Fights, Camera, Action - Netflix
Clip show of dramatic confrontations filmed by eye-witnesses, presented by George Lamb.
Runtime: 60 minutes
Fights, Camera, Action - Action film - Netflix
Action film is a film genre in which the protagonist or protagonists are thrust into a series of challenges that typically include violence, extended fighting, physical feats, and frantic chases. Action films tend to feature a resourceful hero struggling against incredible odds, which include life-threatening situations, a villain, or a pursuit which generally concludes in victory for the hero (though a small number of films in this genre have ended in victory for the villain instead). Advancements in CGI have made it cheaper and easier to create action sequences and other visual effects that required the efforts of professional stunt crews in the past. However, reactions to action films containing significant amounts of CGI have been mixed as films that use computer animations to create unrealistic, highly unbelievable events are often met with criticism. While action has long been a recurring component in films, the “action film” genre began to develop in the 1970s along with the increase of stunts and special effects. Common action scenes in films are generally, but not limited to, car chases, fighting and gunplay or shootouts. This genre is closely associated with the thriller and adventure genres, and they may also contain elements of spy fiction.

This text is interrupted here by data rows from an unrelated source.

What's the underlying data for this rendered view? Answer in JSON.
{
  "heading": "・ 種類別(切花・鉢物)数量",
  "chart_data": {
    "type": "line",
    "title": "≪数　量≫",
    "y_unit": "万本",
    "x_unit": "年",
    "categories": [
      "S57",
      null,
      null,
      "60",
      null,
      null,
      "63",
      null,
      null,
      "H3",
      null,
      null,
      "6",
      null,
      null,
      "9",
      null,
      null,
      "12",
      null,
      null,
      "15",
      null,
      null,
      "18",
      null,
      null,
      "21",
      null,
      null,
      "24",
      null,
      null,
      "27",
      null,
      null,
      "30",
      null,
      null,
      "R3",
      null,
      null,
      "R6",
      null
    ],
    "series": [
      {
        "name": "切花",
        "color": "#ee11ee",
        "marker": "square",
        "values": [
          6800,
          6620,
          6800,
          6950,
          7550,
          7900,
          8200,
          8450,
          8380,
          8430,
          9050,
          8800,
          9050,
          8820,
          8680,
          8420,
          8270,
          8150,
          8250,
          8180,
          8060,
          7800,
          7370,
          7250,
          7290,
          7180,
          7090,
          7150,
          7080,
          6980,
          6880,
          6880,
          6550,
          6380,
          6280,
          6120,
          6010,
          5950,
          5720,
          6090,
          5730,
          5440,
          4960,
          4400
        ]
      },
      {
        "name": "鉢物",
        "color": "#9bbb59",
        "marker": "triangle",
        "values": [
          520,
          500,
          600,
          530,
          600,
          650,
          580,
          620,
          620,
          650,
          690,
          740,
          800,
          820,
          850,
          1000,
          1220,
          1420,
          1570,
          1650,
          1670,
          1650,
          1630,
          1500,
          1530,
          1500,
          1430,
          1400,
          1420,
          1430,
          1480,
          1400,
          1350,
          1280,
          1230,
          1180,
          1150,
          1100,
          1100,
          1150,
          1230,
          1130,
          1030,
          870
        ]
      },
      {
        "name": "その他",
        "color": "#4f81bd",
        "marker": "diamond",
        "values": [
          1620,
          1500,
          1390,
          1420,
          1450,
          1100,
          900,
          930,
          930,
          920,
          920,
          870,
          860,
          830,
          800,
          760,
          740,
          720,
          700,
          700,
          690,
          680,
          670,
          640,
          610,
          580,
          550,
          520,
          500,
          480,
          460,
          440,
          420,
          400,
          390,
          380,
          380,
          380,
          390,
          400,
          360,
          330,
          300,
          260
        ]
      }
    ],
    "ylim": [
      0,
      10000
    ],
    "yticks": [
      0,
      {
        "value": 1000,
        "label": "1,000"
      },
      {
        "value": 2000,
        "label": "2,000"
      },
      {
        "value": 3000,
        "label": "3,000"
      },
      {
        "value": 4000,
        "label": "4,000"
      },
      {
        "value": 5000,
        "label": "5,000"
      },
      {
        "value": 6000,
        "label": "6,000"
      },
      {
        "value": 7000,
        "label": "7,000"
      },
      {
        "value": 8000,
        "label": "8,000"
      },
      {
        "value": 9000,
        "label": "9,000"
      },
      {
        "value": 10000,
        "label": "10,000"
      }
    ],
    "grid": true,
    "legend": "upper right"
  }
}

Fights, Camera, Action - Hong Kong action cinema - Netflix
Currently, action films requiring extensive stunt work and special effects tend to be expensive. As such, they are regarded as mostly a large-studio genre in Hollywood, although this is not the case in Hong Kong action cinema, where action films are often modern variations of martial arts films. Because of their roots and lower budgets, Hong Kong action films typically center on physical acrobatics, martial arts fight scenes, stylized gun-play, and dangerous stunt work performed by leading stunt actors. On the other hand, American action films typically feature big explosions, car chases, stunt doubles and CGI special effects. Hong Kong action cinema was at its peak from the 1970s to 1990s, when its action movies were experimenting with and popularizing various new techniques that would eventually be adopted by Hollywood action movies. This began in the early 1970s with the martial arts movies of Bruce Lee, which led to a wave of Bruceploitation movies that eventually gave way to the comedy kung fu films of Jackie Chan by the end of the decade. During the 1980s, Hong Kong action cinema re-invented itself with various new movies. These included the modern martial arts action movies featuring physical acrobatics and dangerous stunt work of Jackie Chan and his stunt team, as well as Yuen Biao and Sammo Hung; the wire fu and wuxia films of Jet Li, Donnie Yen, Yuen Woo-Ping and Tsui Hark; the gun fu, heroic bloodshed and Triad films of Chow Yun-Fat, Ringo Lam and John Woo; and the girls with guns films of Michelle Yeoh and Moon Lee.